In most countries, in order for a marriage to be ended legally by divorce, there are certain grounds for divorce required as proof that the marriage is compromised. However, such laws and grounds differ from one nation to another, but we will mainly focus on the UK legislation and explain the legal process for divorce in the UK.
Understanding the grounds for divorce in the UK legal system
By definition, marriage is the unity of two persons which, at the given time, agree on a certain set of rules to follow and live by, as a whole. Unfortunately there are certain situations in our lives when the term "until death do us part" becomes obsolete, thus the unity between the two is broken. In the UK, legally speaking, the divorce grounds are filed under two categories, the Fault divorce, and the No Fault divorce.
Grounds for divorce defining the Fault Divorce
The Fault divorce occurs when one spouse blames the other for the dissolution of marriage. In order for the Fault divorce to occur, proof must be presented, which can back up one or more of the following divorce grounds:
- Adultery – when one spouse can present proof that his or her partner has engaged in sexual intercourse with a third person.
- Unreasonable behaviour – when proof concerning misbehaviour, physical or mental abuse of the other spouse is presented.
- Inability to have sexual intercourse – although this case is not very common, presenting proof that the partner cannot engage in sexual intercourse due to impotency can lead to Fault divorce.
- Felony – If one spouse has been sentenced to one or more years in jail
- Abandonment – If one partner has abandoned the other for more than a year.
Grounds for divorce defining the No Fault Divorce
Besides the Fault divorce, which strictly implies that at least one of the partner's behaviours led to an unsuccessful marriage, under the No Fault Divorce system none of the above mentioned divorce grounds must be met or proven in order for the marriage to be ended legally. The No Fault Divorce can take place whenever one of the partners declare that the marriage is irretrievably broken down, and no further investigation is required in order for the court to end the marriage in legal terms.
There are also a number of divorce grounds which can be filed under the No Fault divorce, such as:
- Mental instability – If a spouse has been institutionalized in a mental institution for more than three years.

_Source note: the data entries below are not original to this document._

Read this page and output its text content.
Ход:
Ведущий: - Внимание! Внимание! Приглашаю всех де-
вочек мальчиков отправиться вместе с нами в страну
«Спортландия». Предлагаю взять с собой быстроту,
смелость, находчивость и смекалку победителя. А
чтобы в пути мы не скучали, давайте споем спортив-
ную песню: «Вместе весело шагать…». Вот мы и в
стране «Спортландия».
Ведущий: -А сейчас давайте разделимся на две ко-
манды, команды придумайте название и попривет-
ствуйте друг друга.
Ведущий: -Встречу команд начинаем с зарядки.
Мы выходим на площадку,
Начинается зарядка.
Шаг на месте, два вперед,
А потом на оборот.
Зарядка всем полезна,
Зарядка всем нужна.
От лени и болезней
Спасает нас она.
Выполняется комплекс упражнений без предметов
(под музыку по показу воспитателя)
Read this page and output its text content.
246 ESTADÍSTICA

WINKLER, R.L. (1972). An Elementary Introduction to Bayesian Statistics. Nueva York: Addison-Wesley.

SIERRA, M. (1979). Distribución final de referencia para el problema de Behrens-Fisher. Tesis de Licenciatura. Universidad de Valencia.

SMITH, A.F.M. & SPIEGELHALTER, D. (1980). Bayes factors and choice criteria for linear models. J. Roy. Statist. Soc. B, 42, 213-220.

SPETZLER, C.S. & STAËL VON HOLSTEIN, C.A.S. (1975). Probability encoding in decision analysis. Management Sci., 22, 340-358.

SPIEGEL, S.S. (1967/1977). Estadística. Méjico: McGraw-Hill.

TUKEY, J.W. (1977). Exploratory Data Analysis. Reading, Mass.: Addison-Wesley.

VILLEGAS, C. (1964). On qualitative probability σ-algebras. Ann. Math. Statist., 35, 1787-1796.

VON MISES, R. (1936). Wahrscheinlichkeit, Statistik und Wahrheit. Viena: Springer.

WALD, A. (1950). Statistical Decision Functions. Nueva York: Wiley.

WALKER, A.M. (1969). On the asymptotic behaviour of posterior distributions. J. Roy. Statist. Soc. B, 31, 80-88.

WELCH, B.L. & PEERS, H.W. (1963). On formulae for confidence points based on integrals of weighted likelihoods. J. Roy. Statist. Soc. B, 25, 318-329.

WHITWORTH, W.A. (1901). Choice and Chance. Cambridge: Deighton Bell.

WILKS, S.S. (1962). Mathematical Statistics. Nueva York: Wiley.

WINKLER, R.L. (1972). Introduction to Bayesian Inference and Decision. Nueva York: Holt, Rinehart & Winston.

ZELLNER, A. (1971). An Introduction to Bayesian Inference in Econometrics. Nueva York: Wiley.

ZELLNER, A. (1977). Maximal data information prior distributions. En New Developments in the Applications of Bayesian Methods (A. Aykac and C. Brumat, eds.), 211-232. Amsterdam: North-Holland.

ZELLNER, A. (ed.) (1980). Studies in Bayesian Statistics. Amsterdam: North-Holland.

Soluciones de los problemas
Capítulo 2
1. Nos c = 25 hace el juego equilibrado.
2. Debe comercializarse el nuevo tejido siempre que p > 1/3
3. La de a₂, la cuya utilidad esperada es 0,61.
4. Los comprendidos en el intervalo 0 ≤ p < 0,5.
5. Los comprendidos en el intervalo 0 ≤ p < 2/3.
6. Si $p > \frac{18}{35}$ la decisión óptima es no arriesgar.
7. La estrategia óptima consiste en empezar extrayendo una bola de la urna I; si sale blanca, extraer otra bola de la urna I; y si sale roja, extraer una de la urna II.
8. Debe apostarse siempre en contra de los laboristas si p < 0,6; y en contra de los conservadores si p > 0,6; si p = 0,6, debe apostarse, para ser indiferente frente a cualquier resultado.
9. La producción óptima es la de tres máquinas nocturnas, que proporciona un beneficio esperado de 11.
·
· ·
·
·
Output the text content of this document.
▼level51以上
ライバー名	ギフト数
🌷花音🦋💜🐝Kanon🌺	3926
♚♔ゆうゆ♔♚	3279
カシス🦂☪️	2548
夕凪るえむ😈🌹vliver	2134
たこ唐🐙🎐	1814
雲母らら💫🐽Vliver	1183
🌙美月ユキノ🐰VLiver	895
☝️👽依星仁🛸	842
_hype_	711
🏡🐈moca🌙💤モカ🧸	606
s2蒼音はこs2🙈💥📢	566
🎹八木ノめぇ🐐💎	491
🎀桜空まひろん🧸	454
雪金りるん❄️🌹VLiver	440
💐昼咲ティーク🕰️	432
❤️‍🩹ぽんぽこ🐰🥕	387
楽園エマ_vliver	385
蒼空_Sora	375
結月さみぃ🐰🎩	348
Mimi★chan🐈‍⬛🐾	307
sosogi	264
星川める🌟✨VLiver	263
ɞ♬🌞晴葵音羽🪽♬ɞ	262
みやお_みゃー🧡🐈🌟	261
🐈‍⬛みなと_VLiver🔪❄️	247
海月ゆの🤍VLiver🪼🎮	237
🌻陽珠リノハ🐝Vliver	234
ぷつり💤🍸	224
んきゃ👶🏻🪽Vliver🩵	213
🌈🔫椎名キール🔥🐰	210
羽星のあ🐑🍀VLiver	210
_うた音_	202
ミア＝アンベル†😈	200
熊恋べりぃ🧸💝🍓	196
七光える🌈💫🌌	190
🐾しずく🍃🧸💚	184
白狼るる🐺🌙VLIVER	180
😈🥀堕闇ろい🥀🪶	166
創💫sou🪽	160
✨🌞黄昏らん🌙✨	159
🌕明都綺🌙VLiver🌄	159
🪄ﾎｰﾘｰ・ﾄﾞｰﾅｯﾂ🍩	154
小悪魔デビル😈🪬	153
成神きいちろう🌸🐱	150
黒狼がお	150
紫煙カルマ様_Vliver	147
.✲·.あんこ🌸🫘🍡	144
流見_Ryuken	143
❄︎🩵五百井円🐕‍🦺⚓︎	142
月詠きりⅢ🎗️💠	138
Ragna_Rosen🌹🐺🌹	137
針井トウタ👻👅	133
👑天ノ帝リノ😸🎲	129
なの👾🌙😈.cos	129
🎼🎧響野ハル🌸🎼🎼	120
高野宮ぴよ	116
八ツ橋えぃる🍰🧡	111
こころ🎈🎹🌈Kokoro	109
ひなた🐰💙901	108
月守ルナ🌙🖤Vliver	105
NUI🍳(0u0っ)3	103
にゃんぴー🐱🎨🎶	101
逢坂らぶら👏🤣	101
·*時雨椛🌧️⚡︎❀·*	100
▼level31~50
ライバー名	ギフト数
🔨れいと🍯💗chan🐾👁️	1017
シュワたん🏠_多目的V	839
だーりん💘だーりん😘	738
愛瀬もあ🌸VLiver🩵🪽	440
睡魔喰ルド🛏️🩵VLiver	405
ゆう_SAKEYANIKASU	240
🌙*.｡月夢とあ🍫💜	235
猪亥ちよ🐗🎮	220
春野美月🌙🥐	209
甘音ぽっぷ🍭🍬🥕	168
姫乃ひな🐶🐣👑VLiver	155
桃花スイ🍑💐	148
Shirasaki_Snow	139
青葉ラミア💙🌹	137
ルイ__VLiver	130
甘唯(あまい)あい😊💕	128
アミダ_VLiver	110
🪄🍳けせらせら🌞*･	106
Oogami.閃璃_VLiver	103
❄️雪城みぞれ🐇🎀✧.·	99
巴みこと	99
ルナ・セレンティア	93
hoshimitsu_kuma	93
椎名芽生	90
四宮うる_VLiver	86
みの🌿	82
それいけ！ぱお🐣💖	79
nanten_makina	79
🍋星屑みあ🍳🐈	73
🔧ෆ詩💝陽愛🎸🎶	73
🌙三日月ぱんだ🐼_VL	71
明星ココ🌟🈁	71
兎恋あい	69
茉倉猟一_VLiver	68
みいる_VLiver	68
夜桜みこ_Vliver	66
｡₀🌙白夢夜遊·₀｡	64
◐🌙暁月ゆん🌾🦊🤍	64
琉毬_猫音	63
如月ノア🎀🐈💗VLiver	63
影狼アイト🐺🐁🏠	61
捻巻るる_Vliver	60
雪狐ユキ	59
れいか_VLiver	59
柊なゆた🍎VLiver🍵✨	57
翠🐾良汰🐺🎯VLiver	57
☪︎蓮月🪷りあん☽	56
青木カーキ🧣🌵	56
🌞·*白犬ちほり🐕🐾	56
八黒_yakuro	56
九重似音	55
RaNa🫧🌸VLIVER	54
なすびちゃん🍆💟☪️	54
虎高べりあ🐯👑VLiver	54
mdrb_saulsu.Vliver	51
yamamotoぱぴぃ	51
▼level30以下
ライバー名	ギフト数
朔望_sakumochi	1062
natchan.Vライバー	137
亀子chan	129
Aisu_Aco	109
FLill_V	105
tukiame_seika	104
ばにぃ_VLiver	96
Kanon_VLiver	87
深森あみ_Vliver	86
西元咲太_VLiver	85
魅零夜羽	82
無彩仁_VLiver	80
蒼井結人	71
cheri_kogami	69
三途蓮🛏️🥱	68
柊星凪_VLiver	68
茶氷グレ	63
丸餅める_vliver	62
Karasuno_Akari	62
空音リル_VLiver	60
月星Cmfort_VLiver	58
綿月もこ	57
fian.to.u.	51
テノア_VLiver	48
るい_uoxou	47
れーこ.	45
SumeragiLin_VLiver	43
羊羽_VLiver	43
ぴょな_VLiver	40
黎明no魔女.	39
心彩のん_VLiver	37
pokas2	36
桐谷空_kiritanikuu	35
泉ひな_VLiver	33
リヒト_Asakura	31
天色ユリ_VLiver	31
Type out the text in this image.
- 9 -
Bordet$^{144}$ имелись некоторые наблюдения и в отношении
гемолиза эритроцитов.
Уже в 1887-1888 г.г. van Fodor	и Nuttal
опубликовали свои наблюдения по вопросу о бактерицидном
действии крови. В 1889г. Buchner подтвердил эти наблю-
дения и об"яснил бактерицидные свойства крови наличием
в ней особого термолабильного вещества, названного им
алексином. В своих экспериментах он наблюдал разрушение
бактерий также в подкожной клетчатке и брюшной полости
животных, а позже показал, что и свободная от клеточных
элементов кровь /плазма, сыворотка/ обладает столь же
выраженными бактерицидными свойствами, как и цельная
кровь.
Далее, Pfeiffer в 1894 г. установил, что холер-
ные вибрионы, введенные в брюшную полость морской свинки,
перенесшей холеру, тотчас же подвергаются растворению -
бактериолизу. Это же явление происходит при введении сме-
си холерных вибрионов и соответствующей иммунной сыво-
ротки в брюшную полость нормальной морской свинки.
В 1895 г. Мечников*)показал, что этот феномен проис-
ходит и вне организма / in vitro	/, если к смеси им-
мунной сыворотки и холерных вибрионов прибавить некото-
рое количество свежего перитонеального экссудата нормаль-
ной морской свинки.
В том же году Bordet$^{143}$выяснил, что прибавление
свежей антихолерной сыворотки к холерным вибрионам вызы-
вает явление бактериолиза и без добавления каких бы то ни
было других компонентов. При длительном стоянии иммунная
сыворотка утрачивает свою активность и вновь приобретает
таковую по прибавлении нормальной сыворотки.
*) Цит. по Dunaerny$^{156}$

- Living separately – If the spouses have lived separated from each other for three years or more.
Unfortunately, the UK marital legislation makes divorce a long, tedious and stressful process. Plus, there are numerous other reasons that might compel you to file for divorce, reasons which might not match any of the grounds of divorce listed above – so the next best course of action is to contact your lawyer and explain your problems in detail, to find the best solution.